Ukiran “Empat Penunggang Kuda Kiamat” – ilustrasi untuk kitab Wahyu pasal 6 karya John the Theologian:
Keempat penunggang kuda adalah personifikasi dari gambar-gambar alkitabiah yang terkenal. Yang pertama adalah pemanah – ini adalah Pemenangnya. Penunggang kuda, yang membawa pedang di atas kepalanya, melambangkan Perang. Teman ketiga mereka, Hunger, memegang timbangan. Penunggang kuda keempat adalah Kematian.
Penunggang muncul dari kegelapan pekat yang mendekati bumi. Supaya para penunggangnya diutus oleh surga, tunjukkan panah-panah sinar itu. Topi runcing, jubah lebar, busur pertama di bengkok.
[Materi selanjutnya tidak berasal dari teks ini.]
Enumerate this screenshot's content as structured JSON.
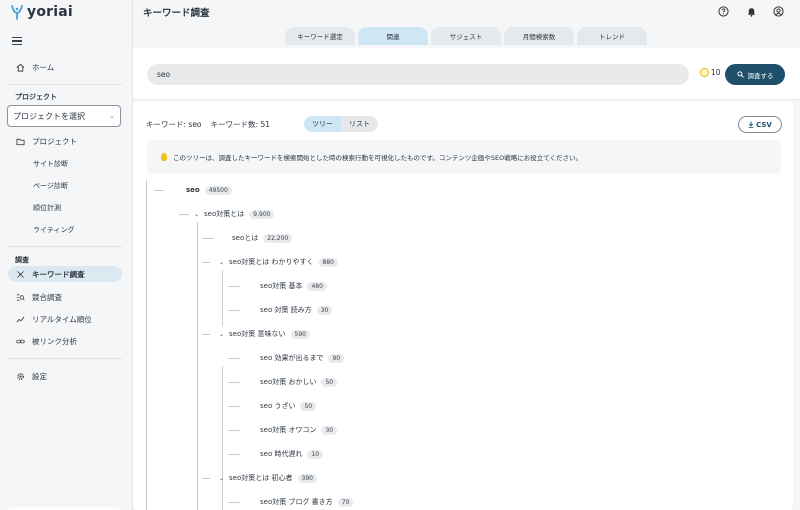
{
  "app": {
    "name": "yoriai",
    "page_title": "キーワード調査"
  },
  "sidebar": {
    "home": "ホーム",
    "project_section": "プロジェクト",
    "project_select": "プロジェクトを選択",
    "project_item": "プロジェクト",
    "project_subs": [
      "サイト診断",
      "ページ診断",
      "順位計測",
      "ライティング"
    ],
    "research_section": "調査",
    "research_items": [
      "キーワード調査",
      "競合調査",
      "リアルタイム順位",
      "被リンク分析"
    ],
    "settings": "設定"
  },
  "tabs": [
    {
      "label": "キーワード選定",
      "active": false
    },
    {
      "label": "関連",
      "active": true
    },
    {
      "label": "サジェスト",
      "active": false
    },
    {
      "label": "月間検索数",
      "active": false
    },
    {
      "label": "トレンド",
      "active": false
    }
  ],
  "search": {
    "value": "seo",
    "credits": "10",
    "button": "調査する"
  },
  "content": {
    "keyword_label": "キーワード: seo",
    "count_label": "キーワード数: 51",
    "view_tree": "ツリー",
    "view_list": "リスト",
    "csv": "CSV",
    "info": "このツリーは、調査したキーワードを検索開始とした時の検索行動を可視化したものです。コンテンツ企画やSEO戦略にお役立てください。"
  },
  "tree": [
    {
      "kw": "seo",
      "vol": "49500"
    },
    {
      "kw": "seo対策とは",
      "vol": "9,900"
    },
    {
      "kw": "seoとは",
      "vol": "22,200"
    },
    {
      "kw": "seo対策とは わかりやすく",
      "vol": "880"
    },
    {
      "kw": "seo対策 基本",
      "vol": "480"
    },
    {
      "kw": "seo 対策 読み方",
      "vol": "30"
    },
    {
      "kw": "seo対策 意味ない",
      "vol": "590"
    },
    {
      "kw": "seo 効果が出るまで",
      "vol": "90"
    },
    {
      "kw": "seo対策 おかしい",
      "vol": "50"
    },
    {
      "kw": "seo うざい",
      "vol": "50"
    },
    {
      "kw": "seo対策 オワコン",
      "vol": "30"
    },
    {
      "kw": "seo 時代遅れ",
      "vol": "10"
    },
    {
      "kw": "seo対策とは 初心者",
      "vol": "390"
    },
    {
      "kw": "seo対策 ブログ 書き方",
      "vol": "70"
    }
  ]
}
Penunggang kuda keempat, “yang namanya mati,” adalah seorang lelaki setengah telanjang dengan mulut dengan mulut menjerit dan mata terbakar. Dia mengendarai kuda bertulang. Mengikuti pengendara terakhir, monster dengan mulut terbuka merangkak di tanah. Kuda mendekat dengan tak terhindarkan.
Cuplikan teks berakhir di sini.